Well, that seems sensible. It'd be best to write it such that anything else which ever triggers the offline update process automatically picks it up too, though, as other ways of triggering the process are likely to come into existence (like, you know, when someone gets around to fixing https://bugzilla.redhat.com/show_bug.cgi?id=863592, HINT HINT :>)
(In reply to James Heather from comment #22)
> So that would be the obvious time to ask the user to accept the key.
Agreed, but I still don't see the point in asking the user to basically do:
---- Random Dialog ----
Do you trust distribution-that-you-just-downloaded with the key:
[ just do what I wanted ] [ I don't know what this button does]
The only sensible thing from a user experience point of view is for the DVD to automatically import the keys. That's not this bug tho. This bug is about yum needing network access when it shouldn't do.
(In reply to Richard Hughes from comment #24)
> The only sensible thing from a user experience point of view is for the DVD
> to automatically import the keys.
Yes, indeed so. Same goes for fedup. I upgraded to F19 using fedup, and it didn't import the keys for me, which is why my first offline update attempt failed (despite having network access). The keys should have been imported during the upgrade.
> That's not this bug tho. This bug is about
> yum needing network access when it shouldn't do.
Yes. And I have a feeling I've just mentioned another one...
> Failed to download prestodelta for repository updates-testing: [Errno 256] No more mirrors to try.
I've checked yum's DRPM code. The only place we request prestodelta is DeltaInfo() constructor, and the "makecache" command. It definitely should NOT use prestodelta metadata if all RPMs could be verified (implying pkgs == ).
pkgs = 
for po in pkglist:
# download presto metadata and use drpms
presto = DeltaInfo(self, pkgs, adderror)
If Yum is trying to use prestodelta MD, then verify_local() must have failed for some reason (checksum, probably). Note, with debug output on, Yum should also emit "using local copy of <package>" for each cached pkg.
This seems to be back on Richard per c#26, setting needinfo on him.

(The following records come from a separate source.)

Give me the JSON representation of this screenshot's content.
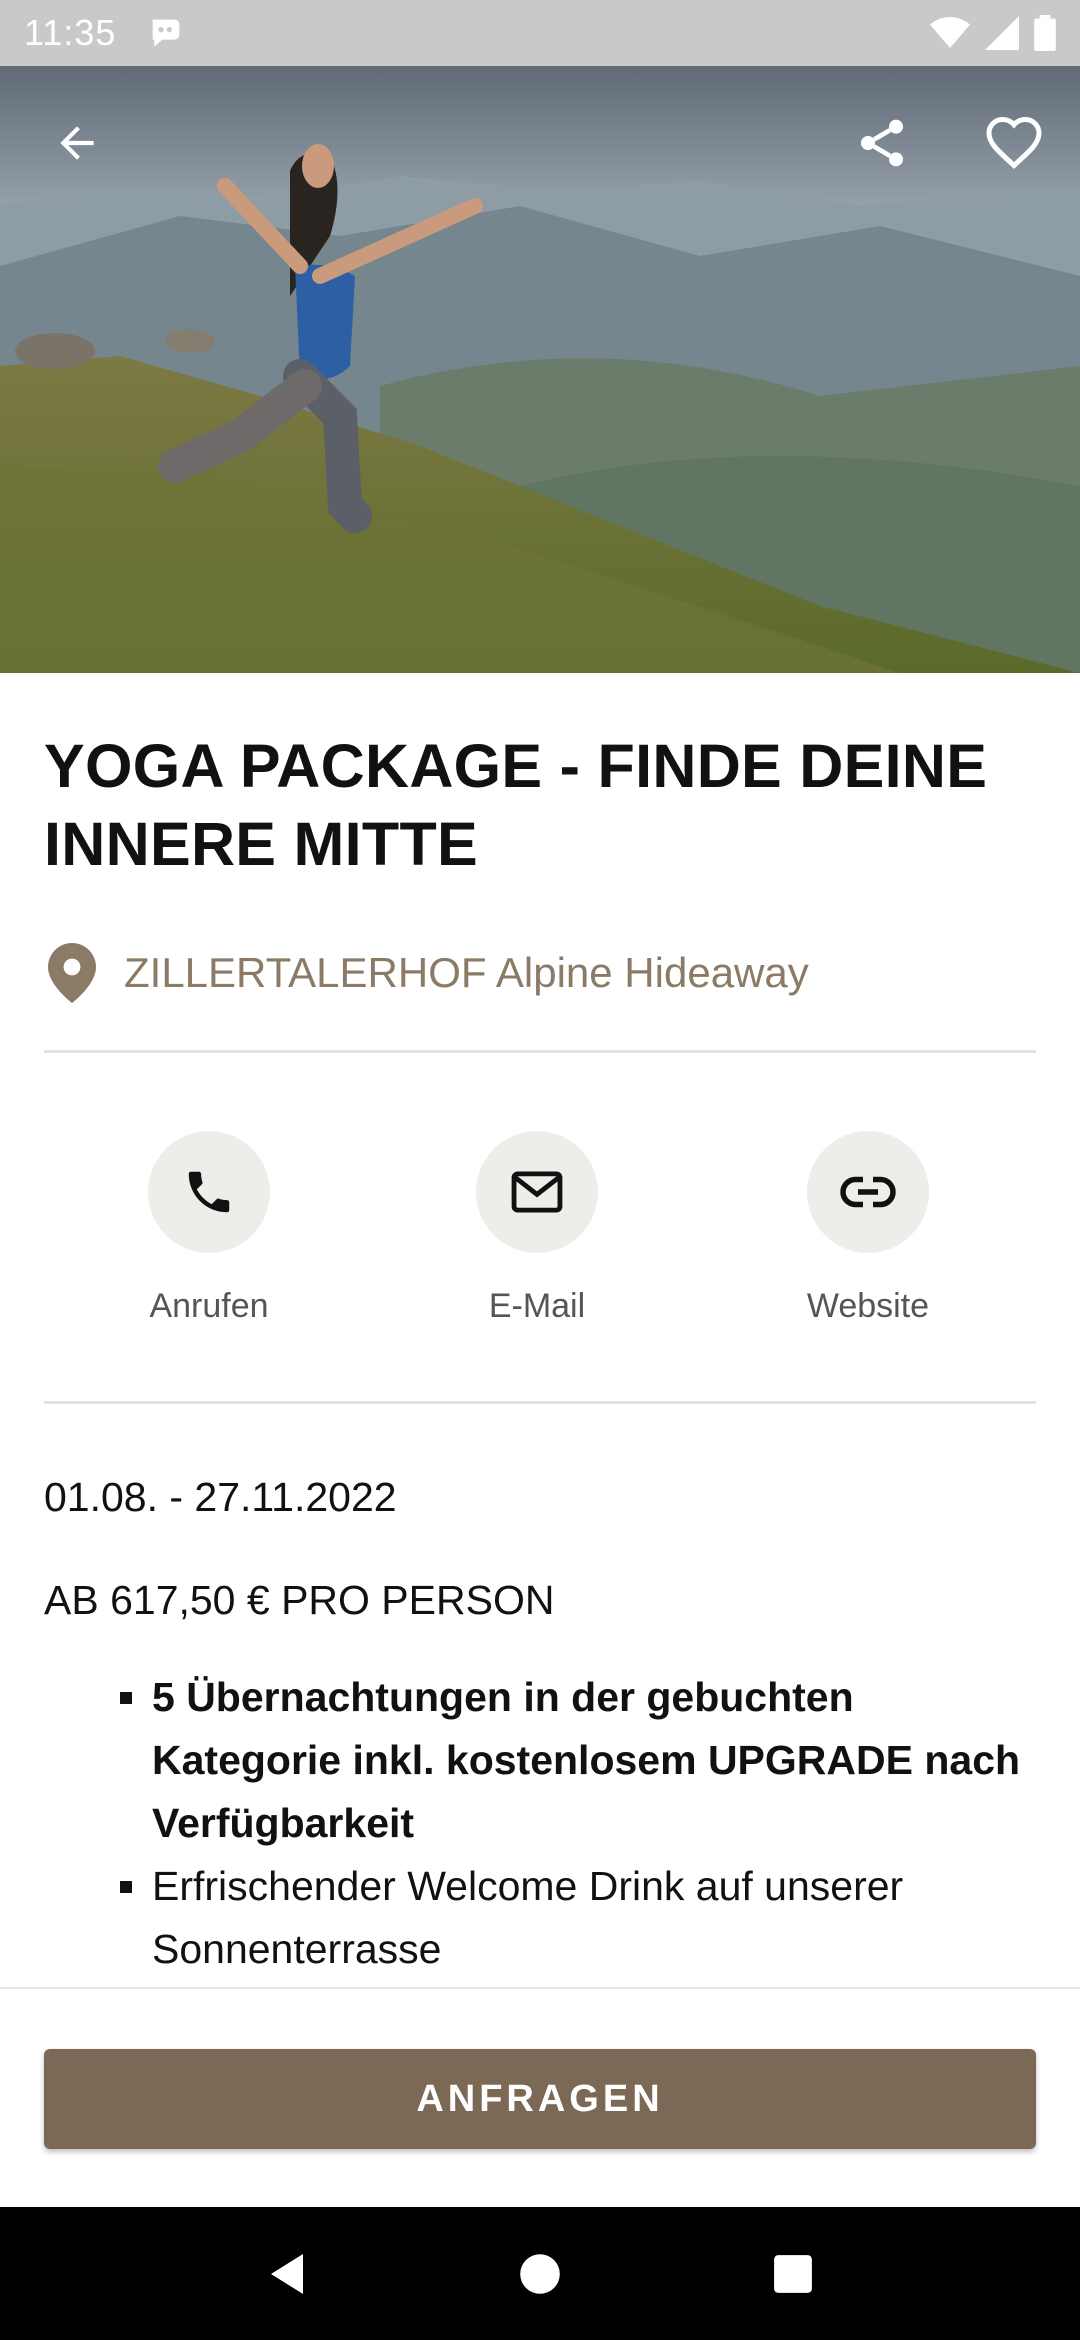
{
  "status_bar": {
    "time": "11:35",
    "icons": [
      "notification-icon",
      "wifi-icon",
      "signal-icon",
      "battery-icon"
    ]
  },
  "hero": {
    "image": "woman doing yoga warrior pose on a grassy alpine slope with mountains in background",
    "buttons": [
      "back-arrow-icon",
      "share-icon",
      "heart-icon"
    ]
  },
  "detail": {
    "title": "YOGA PACKAGE - FINDE DEINE INNERE MITTE",
    "location": "ZILLERTALERHOF Alpine Hideaway"
  },
  "actions": {
    "call_label": "Anrufen",
    "mail_label": "E-Mail",
    "web_label": "Website"
  },
  "info": {
    "dates": "01.08. - 27.11.2022",
    "price": "AB 617,50 € PRO PERSON",
    "bullets": [
      "5 Übernachtungen in der gebuchten Kategorie inkl. kostenlosem UPGRADE nach Verfügbarkeit",
      "Erfrischender Welcome Drink auf unserer Sonnenterrasse"
    ]
  },
  "cta": {
    "label": "ANFRAGEN"
  },
  "colors": {
    "accent": "#7b6955",
    "location_text": "#8b7a66",
    "icon_circle": "#efedea"
  }
}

Author: Richard Hughes <firstname.lastname@example.org>
Date: Thu Jun 13 13:05:07 2013 +0100
yum: Use yb.downloadPkgs() to download updates
There were two bugs here:
- Using repo.getPackage() did not check the package checksum, only the size,
so it was possible to download a corrupt package and then not be able to
apply the updates
- By restricting to TS_UPDATE and TS_INSTALL we were ignoring any package that
was obsoleting another which could miss out packages.
Many thanks to Zdenek Pavlas for all the help in finding these issues.
New builds are here: http://koji.fedoraproject.org/koji/taskinfo?taskID=5498906
PackageKit-0.8.9-4.fc19 has been submitted as an update for Fedora 19.
(In reply to Fedora Update System from comment #29)
> PackageKit-0.8.9-4.fc19 has been submitted as an update for Fedora 19.
This fixed the problem. I clean installed F19 TC3 DVD, tried to do offline updates (it crashed), then updated PK without installing gpg keys, performed offline updates again, and this time the system was updated.
One note though, PK no longer requires password for installing new applications, just for removal. I don't know whether it's intended.
PackageKit-0.8.9-4.fc19 appears to fix this problem if it's applied before running the "Install Updates & Restart" from user menu option.
PackageKit-0.8.9-4.fc19 has been pushed to the Fedora 19 stable repository. If problems still persist, please make note of it in this bug report.